Discussion Prompts

Please generate three discussion threads, each addressing a different one of the following three Discussion Prompts [generating 3 threads total, while giving each thread a clear title (e.g. ‘Discussion Topic 1’)]

Discussion Prompt 1:

“This [Smith’s previous point that satisfaction of the desire for worldly success is more substantial than pleasure] does not have to be argued for a contemporary Western audience. The Anglo-American temperament is not voluptuous. Visitors from abroad do not find English-speaking peoples enjoying life a great deal, or much bent on doing so – they are too busy. Being enamored not of sensualism but of success, what takes arguing in the West is not that achievement’s rewards exceed those of the senses but that success too has its limitations – that ‘What is he worth?’ does not come down to ‘How much has he got?’ (Smith, 15)

Who are these ‘Anglo-Americans’ to which Smith refers? http://en.wikipedia.org/wiki/Anglo-American

Do you agree with this characterization of Anglo-Americans as not “…enjoying life a great deal, or much bent on doing so – they are too busy. ”? Explain your view.

Discussion Prompt 2:

“What is distinctive in Hinduism is the amount of attention it has devoted to identifying basic spiritual personality types and the disciplines that are most likely to work for each. The result is a recognition, pervading the entire religion, that there are multiple paths to God, each calling for its distinctive mode of travel.” (Smith, 28)

What do we think about this claim, that there are multiple paths to God?

A.The use of the singular (i.e. god v. gods) and capitalization, as with a proper name {i.e. (the) God v. (a) god} would seem to imply the same, identical, one and only one God…would that change your mind?

B.The idea of many paths to the same goal (of union with God) might seem to discount the worth or value of the path itself, while some religions place more emphasis on the path than the goal…what do you think?

Discussion Prompt 3:

“The word ‘my’ always implies a distinction between the possessor and what is possessed; when I speak of my book or my jacket, I do not suppose that I am those things. But I also speak of my body, my mind, and my personality, giving evidence thereby that in some sense sense I consider myself as distinct from them as well. What is this “I” that possesses my body and mind, but is not their equivalent?

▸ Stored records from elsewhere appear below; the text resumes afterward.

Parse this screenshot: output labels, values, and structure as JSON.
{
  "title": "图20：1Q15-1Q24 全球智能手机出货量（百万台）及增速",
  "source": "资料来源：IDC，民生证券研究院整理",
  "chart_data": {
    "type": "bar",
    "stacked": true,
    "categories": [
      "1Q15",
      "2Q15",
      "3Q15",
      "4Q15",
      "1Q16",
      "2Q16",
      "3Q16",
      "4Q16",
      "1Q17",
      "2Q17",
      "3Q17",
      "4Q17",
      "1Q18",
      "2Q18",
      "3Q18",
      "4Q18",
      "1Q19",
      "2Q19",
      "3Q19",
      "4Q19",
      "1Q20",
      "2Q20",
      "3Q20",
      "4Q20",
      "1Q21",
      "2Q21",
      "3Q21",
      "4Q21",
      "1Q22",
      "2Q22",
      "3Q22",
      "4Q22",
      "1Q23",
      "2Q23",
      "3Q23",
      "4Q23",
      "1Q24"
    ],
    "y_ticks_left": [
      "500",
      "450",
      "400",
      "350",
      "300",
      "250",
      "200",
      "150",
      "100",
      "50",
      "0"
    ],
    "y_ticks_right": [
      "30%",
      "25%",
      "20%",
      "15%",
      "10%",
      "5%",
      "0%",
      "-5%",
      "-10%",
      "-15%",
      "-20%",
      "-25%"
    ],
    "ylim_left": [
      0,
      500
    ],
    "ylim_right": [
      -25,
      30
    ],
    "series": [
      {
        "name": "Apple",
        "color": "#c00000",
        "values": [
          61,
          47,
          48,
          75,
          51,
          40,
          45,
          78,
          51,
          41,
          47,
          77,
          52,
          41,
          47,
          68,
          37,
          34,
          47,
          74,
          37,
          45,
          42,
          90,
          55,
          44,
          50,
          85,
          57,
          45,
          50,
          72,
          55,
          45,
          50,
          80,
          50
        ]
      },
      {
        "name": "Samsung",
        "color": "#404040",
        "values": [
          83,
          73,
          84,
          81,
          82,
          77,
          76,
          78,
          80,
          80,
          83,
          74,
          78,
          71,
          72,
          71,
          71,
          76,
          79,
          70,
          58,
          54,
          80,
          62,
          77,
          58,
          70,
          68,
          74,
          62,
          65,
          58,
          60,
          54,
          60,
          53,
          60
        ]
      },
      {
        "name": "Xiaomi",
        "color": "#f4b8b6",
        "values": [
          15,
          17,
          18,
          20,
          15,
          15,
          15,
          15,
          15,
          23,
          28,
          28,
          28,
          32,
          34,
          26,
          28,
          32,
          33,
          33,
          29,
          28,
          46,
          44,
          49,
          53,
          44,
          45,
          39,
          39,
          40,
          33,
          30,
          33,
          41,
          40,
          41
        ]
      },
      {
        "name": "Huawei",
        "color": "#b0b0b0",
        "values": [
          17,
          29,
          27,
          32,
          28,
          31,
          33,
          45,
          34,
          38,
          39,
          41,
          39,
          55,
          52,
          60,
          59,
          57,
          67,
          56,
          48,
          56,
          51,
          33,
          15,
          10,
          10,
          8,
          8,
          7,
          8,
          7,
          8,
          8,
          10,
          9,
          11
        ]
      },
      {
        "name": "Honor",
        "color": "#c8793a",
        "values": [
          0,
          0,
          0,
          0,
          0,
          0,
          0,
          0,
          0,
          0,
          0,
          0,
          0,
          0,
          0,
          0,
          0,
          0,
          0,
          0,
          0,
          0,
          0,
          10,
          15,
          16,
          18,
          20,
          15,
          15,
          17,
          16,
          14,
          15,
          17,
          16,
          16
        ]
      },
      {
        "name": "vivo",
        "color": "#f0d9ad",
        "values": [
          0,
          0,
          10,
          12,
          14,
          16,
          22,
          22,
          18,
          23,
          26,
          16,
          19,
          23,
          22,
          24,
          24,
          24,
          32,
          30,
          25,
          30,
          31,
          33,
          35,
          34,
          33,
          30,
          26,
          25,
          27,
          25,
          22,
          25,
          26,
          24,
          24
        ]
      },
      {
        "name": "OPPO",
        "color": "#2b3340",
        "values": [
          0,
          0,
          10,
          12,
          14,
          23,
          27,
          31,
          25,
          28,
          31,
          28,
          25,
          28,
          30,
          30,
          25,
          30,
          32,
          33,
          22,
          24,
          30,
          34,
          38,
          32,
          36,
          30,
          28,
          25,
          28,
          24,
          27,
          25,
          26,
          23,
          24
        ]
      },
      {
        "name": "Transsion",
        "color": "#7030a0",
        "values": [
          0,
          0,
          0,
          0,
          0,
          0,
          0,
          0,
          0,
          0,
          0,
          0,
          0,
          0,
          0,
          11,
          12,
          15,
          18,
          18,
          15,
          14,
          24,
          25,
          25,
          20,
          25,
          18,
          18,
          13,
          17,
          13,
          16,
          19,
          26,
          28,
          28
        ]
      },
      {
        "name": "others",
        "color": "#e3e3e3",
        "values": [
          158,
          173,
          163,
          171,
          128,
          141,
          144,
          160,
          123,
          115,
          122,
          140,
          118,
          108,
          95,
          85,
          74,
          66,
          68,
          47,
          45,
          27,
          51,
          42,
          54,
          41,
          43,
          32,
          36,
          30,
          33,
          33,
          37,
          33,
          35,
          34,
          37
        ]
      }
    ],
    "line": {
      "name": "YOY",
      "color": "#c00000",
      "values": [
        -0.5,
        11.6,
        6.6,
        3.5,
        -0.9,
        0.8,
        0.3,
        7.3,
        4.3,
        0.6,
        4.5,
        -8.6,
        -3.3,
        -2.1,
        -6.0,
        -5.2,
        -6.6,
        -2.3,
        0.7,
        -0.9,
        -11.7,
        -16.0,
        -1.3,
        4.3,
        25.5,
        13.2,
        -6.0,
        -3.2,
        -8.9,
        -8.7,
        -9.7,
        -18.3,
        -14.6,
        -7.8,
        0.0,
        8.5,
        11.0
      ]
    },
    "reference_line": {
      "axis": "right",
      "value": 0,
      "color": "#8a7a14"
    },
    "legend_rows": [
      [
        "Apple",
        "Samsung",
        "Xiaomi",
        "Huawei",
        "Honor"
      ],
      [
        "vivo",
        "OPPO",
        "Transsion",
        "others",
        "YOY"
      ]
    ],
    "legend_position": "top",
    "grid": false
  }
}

Again, science tells me that there is almost nothing in my body that was there seven years ago, and my mind and my personality have undergone comparable changes. Yet throughout their manifold revisions, I have remained in some way the same person, the person who believed now this, now that; who once was young and is now old. What is this something in my makeup, more constant than body or mind, that has endured these changes?” (Smith, 30, emphasis mine.)

Please reflect upon Smith’s questions, “What is this ‘I’?” and “What is this something…that has endured these changes?”

Ask yourself, ‘Who am I?’ and share your response.